Car les accusés ne sont pas des criminels de droit commun mais des militants politiques, qui défendent le droit à l’autodétermination du peuple sahraoui, un droit inaliénable selon la Charte des Nations Unies…

Et ils le font savoir, habillés de leur draa traditionnelle, chantant en chœur des chants militants à leur entrée et à leur sortie avec les Sahraouis de la salle.
Ils ont décidé de ne pas répondre aux questions des avocats marocains qui les traitent de meurtriers. L’un d’eux, Mohammed Lamine Haddi, condamné à 25 ans en 2013, a fait sensation en se scotchant les lèvres pour signifier son refus de répondre.
Un autre, Taki El Machdoufi, libéré en 2013 après une condamnation à seulement 2 ans et ½ (le temps de sa préventive), n’hésite pas, avec beaucoup de courage puisqu’il a peut-être sa liberté à perdre, à déclarer : « Nous appartenons à un peuple paisible, qui n’aspire qu’à la paix. Le problème, c’est le système colonial imposé au Sahara occidental. » Il a déchaîné la colère du président, qui s’est mis à taper frénétiquement sur le micro selon les témoins.

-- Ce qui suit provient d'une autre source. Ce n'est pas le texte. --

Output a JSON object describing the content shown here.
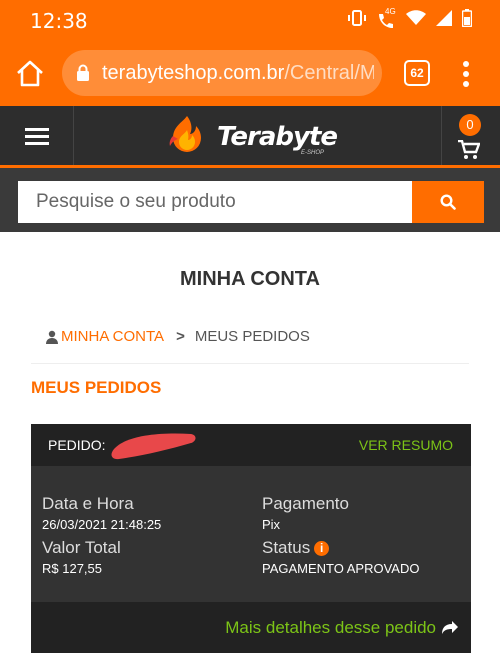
{
  "status_bar": {
    "time": "12:38",
    "icons": [
      "vibrate-icon",
      "call-4g-icon",
      "wifi-icon",
      "signal-icon",
      "battery-icon"
    ],
    "network_label": "4G"
  },
  "browser": {
    "url_host": "terabyteshop.com.br",
    "url_path": "/Central/M",
    "tab_count": "62"
  },
  "site": {
    "logo_text": "Terabyte",
    "logo_sub": "E-SHOP",
    "cart_count": "0"
  },
  "search": {
    "placeholder": "Pesquise o seu produto"
  },
  "page": {
    "title": "MINHA CONTA",
    "breadcrumb": {
      "link": "MINHA CONTA",
      "current": "MEUS PEDIDOS"
    },
    "section_title": "MEUS PEDIDOS"
  },
  "order": {
    "label": "PEDIDO:",
    "view_summary": "VER RESUMO",
    "date_label": "Data e Hora",
    "date_value": "26/03/2021 21:48:25",
    "payment_label": "Pagamento",
    "payment_value": "Pix",
    "total_label": "Valor Total",
    "total_value": "R$ 127,55",
    "status_label": "Status",
    "status_value": "PAGAMENTO APROVADO",
    "more_details": "Mais detalhes desse pedido"
  },
  "colors": {
    "brand_orange": "#ff6d00",
    "link_green": "#7cc417",
    "dark_header": "#2d2d2d",
    "redaction_red": "#e8484a"
  }
}
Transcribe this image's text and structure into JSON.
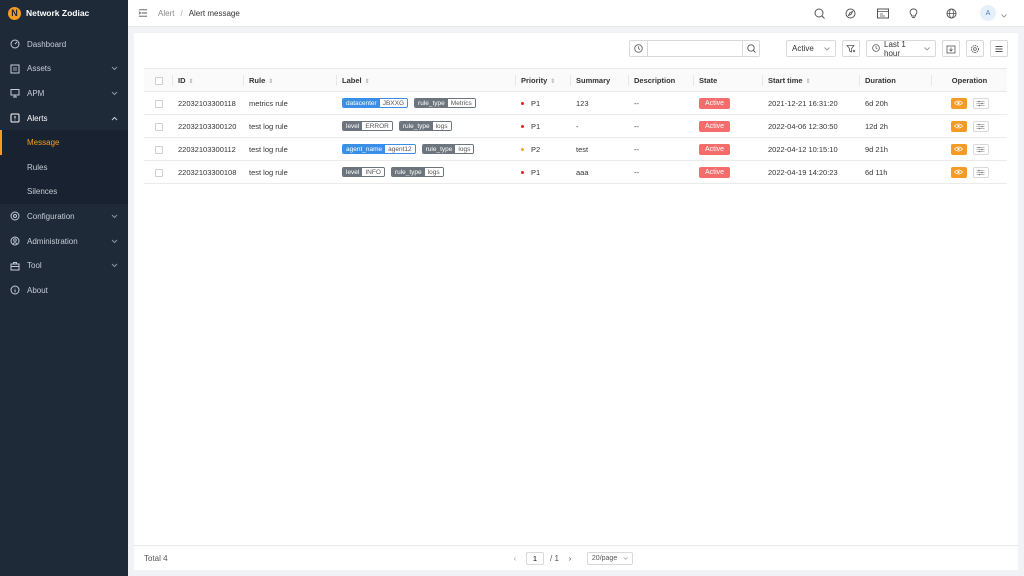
{
  "brand": {
    "name": "Network Zodiac",
    "logo_letter": "N"
  },
  "sidebar": {
    "items": [
      {
        "label": "Dashboard",
        "icon": "dashboard-icon",
        "has_children": false
      },
      {
        "label": "Assets",
        "icon": "list-icon",
        "has_children": true
      },
      {
        "label": "APM",
        "icon": "monitor-icon",
        "has_children": true
      },
      {
        "label": "Alerts",
        "icon": "alert-icon",
        "has_children": true,
        "open": true,
        "children": [
          {
            "label": "Message",
            "active": true
          },
          {
            "label": "Rules",
            "active": false
          },
          {
            "label": "Silences",
            "active": false
          }
        ]
      },
      {
        "label": "Configuration",
        "icon": "gear-icon",
        "has_children": true
      },
      {
        "label": "Administration",
        "icon": "user-icon",
        "has_children": true
      },
      {
        "label": "Tool",
        "icon": "toolbox-icon",
        "has_children": true
      },
      {
        "label": "About",
        "icon": "info-icon",
        "has_children": false
      }
    ]
  },
  "topbar": {
    "breadcrumb": {
      "parent": "Alert",
      "separator": "/",
      "current": "Alert message"
    },
    "avatar_letter": "A"
  },
  "toolbar": {
    "search_value": "",
    "state_filter": "Active",
    "time_range": "Last 1 hour"
  },
  "table": {
    "columns": {
      "id": "ID",
      "rule": "Rule",
      "label": "Label",
      "priority": "Priority",
      "summary": "Summary",
      "description": "Description",
      "state": "State",
      "start_time": "Start time",
      "duration": "Duration",
      "operation": "Operation"
    },
    "rows": [
      {
        "id": "22032103300118",
        "rule": "metrics rule",
        "labels": [
          {
            "key": "datacenter",
            "value": "JBXXG",
            "style": "blue"
          },
          {
            "key": "rule_type",
            "value": "Metrics",
            "style": "gray"
          }
        ],
        "priority": "P1",
        "priority_color": "#e02020",
        "summary": "123",
        "description": "--",
        "state": "Active",
        "start_time": "2021-12-21 16:31:20",
        "duration": "6d 20h"
      },
      {
        "id": "22032103300120",
        "rule": "test log rule",
        "labels": [
          {
            "key": "level",
            "value": "ERROR",
            "style": "gray"
          },
          {
            "key": "rule_type",
            "value": "logs",
            "style": "gray"
          }
        ],
        "priority": "P1",
        "priority_color": "#e02020",
        "summary": "-",
        "description": "--",
        "state": "Active",
        "start_time": "2022-04-06 12:30:50",
        "duration": "12d 2h"
      },
      {
        "id": "22032103300112",
        "rule": "test log rule",
        "labels": [
          {
            "key": "agent_name",
            "value": "agent12",
            "style": "blue"
          },
          {
            "key": "rule_type",
            "value": "logs",
            "style": "gray"
          }
        ],
        "priority": "P2",
        "priority_color": "#f5a623",
        "summary": "test",
        "description": "--",
        "state": "Active",
        "start_time": "2022-04-12 10:15:10",
        "duration": "9d 21h"
      },
      {
        "id": "22032103300108",
        "rule": "test log rule",
        "labels": [
          {
            "key": "level",
            "value": "INFO",
            "style": "gray"
          },
          {
            "key": "rule_type",
            "value": "logs",
            "style": "gray"
          }
        ],
        "priority": "P1",
        "priority_color": "#e02020",
        "summary": "aaa",
        "description": "--",
        "state": "Active",
        "start_time": "2022-04-19 14:20:23",
        "duration": "6d 11h"
      }
    ]
  },
  "footer": {
    "total_label": "Total 4",
    "current_page": "1",
    "total_pages": "/ 1",
    "page_size": "20/page"
  },
  "colors": {
    "accent": "#f59a23",
    "sidebar_bg": "#1f2a38",
    "state_active": "#f56c6c",
    "label_blue": "#3a8ee6"
  }
}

La dimension politique n’est en effet pas évacuable : le Sahara occidental est un territoire occupé illégalement par le Maroc depuis 1975 ; aucun pays au monde n’a reconnu la souveraineté marocaine sur ce territoire, et l’Union européenne doit, depuis la décision de la Cour de justice de l’UE du 21 décembre 2016, revoir tous les contrats commerciaux qui la lient au Maroc s’ils s’étendent au Sahara occidental reconnu par elle comme juridiquement distinct du territoire du royaume.

Le procès des militants de Gdeim Izik n’est pas fini. Le Maroc saura certainement faire traîner en longueur, brouiller les pistes. Mais à force, l’iniquité du procès crèvera les yeux.